The growing wealth of the island did not remain a secret for long, and its success eventually attracted the Ottoman Fleet Admiral Hayreddin Barbarossa in 1537 as pressed his campaign against the Venetians around the Peloponnesus. Two accounts exist describing his discovery of the village: 1) Upon landing on Kythira, he captured a number of locals and executed them one by one until someone gave him the location of Agios Dimitrios. 2) Although the town was almost completely concealed to the rest of the island, the highest point of the village was visible from the sea a distance no closer than approximately 10 kilometers due east. The most popular theory is that Barbarossa intended on bypassing the island until he rounded Cape Malea (the southernmost tip of the Peloponnese), putting him in the ideal position to see the town through his scope.

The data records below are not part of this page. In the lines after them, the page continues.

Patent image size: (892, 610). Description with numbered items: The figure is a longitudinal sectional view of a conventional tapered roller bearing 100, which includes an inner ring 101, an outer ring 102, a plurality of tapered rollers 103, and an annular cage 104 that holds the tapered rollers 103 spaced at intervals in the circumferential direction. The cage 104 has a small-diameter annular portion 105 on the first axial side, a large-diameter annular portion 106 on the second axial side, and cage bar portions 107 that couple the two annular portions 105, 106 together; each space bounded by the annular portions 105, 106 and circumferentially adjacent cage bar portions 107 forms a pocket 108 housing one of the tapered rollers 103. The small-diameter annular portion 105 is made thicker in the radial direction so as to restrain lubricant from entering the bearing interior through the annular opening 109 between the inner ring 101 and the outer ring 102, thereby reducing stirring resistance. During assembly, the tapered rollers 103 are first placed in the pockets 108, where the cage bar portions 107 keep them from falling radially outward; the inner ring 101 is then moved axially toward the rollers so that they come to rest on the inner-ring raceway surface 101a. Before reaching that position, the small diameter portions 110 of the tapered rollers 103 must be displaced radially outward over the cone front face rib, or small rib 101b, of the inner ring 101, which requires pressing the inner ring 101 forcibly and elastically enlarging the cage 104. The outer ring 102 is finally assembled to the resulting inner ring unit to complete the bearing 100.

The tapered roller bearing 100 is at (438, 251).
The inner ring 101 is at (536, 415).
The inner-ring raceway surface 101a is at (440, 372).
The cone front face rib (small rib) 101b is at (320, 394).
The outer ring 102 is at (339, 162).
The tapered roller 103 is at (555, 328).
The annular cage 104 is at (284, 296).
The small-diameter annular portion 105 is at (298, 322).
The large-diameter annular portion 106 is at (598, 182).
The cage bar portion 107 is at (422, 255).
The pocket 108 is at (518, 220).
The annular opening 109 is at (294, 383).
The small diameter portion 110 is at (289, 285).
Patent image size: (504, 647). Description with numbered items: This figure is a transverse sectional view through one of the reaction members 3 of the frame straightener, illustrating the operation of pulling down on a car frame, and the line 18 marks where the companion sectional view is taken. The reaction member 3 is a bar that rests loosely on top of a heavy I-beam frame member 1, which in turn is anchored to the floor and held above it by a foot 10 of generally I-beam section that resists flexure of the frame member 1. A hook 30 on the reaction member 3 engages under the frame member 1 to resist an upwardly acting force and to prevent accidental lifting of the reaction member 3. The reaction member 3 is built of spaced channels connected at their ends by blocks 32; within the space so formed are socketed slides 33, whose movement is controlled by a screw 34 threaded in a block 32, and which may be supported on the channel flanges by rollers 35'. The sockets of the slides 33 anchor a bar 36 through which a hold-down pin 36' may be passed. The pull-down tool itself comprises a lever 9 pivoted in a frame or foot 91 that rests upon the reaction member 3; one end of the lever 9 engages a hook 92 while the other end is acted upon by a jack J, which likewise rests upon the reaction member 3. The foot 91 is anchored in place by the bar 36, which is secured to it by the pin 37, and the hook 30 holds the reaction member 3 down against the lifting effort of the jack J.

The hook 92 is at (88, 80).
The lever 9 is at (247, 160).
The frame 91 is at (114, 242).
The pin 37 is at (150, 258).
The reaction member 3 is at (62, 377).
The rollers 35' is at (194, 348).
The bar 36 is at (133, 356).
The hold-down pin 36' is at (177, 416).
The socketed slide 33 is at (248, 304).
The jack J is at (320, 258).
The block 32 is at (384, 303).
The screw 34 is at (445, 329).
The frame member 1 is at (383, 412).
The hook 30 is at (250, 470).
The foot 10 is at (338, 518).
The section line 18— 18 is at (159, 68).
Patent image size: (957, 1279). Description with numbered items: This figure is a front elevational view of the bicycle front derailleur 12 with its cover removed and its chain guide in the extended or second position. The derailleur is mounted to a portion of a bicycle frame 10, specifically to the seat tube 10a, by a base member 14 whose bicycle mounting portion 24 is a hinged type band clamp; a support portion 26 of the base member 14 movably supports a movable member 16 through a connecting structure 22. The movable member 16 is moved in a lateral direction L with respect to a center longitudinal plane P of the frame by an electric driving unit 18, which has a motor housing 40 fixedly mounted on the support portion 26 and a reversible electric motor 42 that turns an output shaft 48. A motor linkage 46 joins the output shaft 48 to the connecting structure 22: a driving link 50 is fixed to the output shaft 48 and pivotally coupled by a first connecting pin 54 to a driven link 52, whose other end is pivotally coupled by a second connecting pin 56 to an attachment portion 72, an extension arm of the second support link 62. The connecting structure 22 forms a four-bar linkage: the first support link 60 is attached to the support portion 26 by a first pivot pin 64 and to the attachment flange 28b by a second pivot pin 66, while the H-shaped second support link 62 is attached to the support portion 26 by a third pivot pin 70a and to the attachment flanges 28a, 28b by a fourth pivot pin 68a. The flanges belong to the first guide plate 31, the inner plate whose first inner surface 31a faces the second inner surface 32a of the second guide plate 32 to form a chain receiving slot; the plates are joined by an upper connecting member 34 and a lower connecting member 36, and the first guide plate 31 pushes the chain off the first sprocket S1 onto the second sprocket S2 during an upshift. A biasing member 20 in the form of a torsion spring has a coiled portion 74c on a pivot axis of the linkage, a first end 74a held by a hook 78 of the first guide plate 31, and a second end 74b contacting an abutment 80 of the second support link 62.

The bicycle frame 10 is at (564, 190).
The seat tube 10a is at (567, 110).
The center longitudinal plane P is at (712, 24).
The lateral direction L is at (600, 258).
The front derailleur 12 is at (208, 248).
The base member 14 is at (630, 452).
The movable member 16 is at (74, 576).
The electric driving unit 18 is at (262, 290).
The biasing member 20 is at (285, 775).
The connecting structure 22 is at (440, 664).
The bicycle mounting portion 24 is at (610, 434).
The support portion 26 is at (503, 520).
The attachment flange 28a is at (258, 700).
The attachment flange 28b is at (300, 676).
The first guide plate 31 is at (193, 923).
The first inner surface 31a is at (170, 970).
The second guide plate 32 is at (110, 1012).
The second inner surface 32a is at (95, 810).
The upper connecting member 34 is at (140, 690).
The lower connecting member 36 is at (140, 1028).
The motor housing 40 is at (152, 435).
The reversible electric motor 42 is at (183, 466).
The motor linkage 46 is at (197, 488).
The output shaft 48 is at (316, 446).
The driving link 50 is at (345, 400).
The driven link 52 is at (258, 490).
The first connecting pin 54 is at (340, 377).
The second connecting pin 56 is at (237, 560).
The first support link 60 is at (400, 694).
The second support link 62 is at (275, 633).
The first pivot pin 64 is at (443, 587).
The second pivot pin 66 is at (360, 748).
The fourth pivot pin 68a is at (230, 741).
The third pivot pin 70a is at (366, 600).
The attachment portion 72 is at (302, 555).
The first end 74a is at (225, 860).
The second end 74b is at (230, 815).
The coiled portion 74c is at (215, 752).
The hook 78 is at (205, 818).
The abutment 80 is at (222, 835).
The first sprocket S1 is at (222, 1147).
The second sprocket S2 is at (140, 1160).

The inhabitants of the island crowded into Agios Dimitrios, however the defenses of the village were not designed against the cannons used by Barbarossa. The Ottomans bombarded the town from the higher surrounding cliffs, and were able to quickly push into the village. At this point the battle turned against the Ottomans, who suffered heavy losses in close-quarter combat with the locals; though they eventually brought the Greeks to submission. Only the men of the village remained to fight, while the women, children, and bishop took refuge in a nearby cave. Tales of Paliochora indicate the location of the cave was never given to Barbarossa, who left quickly after the village had been sacked.

The island remote location and subsequent lack of a substantial population or economy led major powers to neglect it in coming centuries. At the turn of the eighteenth century the island was claimed by France, followed by Russia, Britain, and finally Greece in 1864.

==Sources==
The remnants of Paliochora along with the folktales from the island of Kythira play into the history of Hayreddin Barbarossa. The history described from this article is primarily based on George Koksma's account provided by Anastasia Conomos Condas.